B.               PERILAKU/ KARAKTERISTIK KONSUMEN DALAM EKONOMI ISLAM
              Selain berfungsi sebagai penopang kehidupan, konsumsi juga berfungsi sebagai salah satu instrumen untuk mengukur tingkat pertumbuhan ekonomi di sebuah negara. Amerika yang selama ini dianggap sebagai kiblat perekonomian Negara-negara di dunia, ternyata salah satu penopangnya adalah tingkat konsumsi masyarakatnya yang sangat tinggi jauh melebihi tabungannya: rata-rata jumlah tabungan mereka hanya 2 persen dari total pendapatan, (presentase ini adalah terendah di dunia), dan inilah yang dianggap membuat perekonomian Amerika bergairah.
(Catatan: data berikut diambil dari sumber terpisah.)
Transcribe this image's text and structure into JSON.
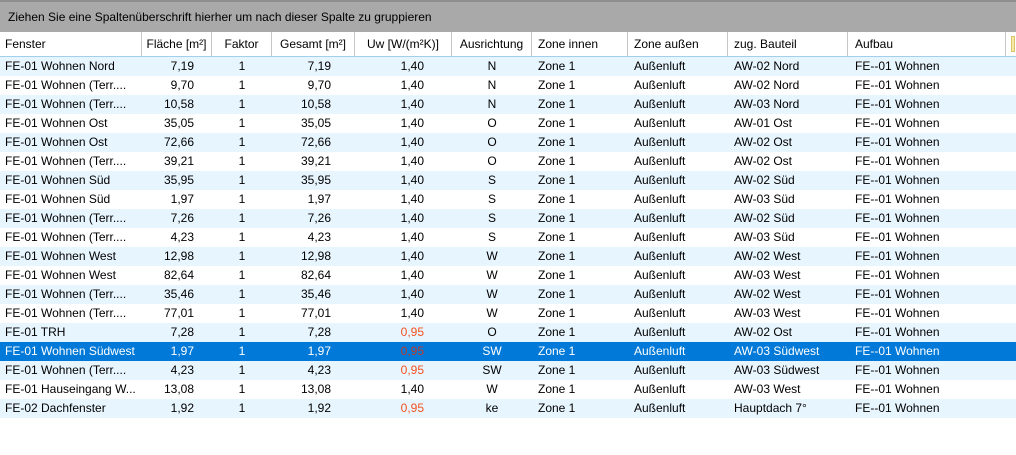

              Namun, apakah dengan cara menggenjot pengeluaran saja Islam memaknai konsumsi? " Kemaslahatan hakiki yang tercermin dalam sebuah aktifitas manusia, pada dasarnya hanya bisa diketahui oleh Sang Pencipta-Nya saja. Manusia hanya mengetahui sebagian kecil tanpa bisa memaknai keseluruhannya, apa yang tidak terlihat olehnya jauh lebih banyak dari yang bisa dilihatnya, mereka juga lebih sering terburu-buru dalam mewujudkan kemaslahatan dirinya. Sehingga, yang terjadi adalah kemafsadahan pada kemasalahatan semu yang membungkusnya. Karena itu, Allah SWT menurunkan para Rasul guna memberikan peringatan kepada seluruh umat manusia, agar senantiasa kembali kepada kemaslahatan secara sempurna (agama)". [4]
              Dengan demikian, rasionalisasi konsumsi tidak cukup dimaknai dengan hukum maupun teori saja, namun juga harus bersandar pada aturan-aturan mendasar yang terdapat dalam ajaran Islam itu sendiri.
              Di bawah ini adalah beberapa karakteristik konsumsi dalam prespektif ekonomi Islam, di antaranya adalah:
1)      Konsumsi bukanlah aktifitas tanpa batas, melainkan juga terbatasi oleh sifat kehalalan dan keharaman yang telah digariskan oleh syara'. Sebagaimana firman Allah SWT
يَا أَيُّهَا الَّذِينَ آَمَنُوا لَا تُحَرِّمُوا طَيِّبَاتِ مَا أَحَلَّ اللَّهُ لَكُمْ وَلَا تَعْتَدُوا إِنَّ اللَّهَ لَا يُحِبُّ الْمُعْتَدِينَ
"Hai orang-orang yang beriman, janganlah kamu haramkan apa-apa yang baik yang telah Allah halalkan bagi kamu, dan janganlah kamu melampaui batas. Sesungguhnya Allah tidak menyukai orang-orang yang melampaui batas".[5]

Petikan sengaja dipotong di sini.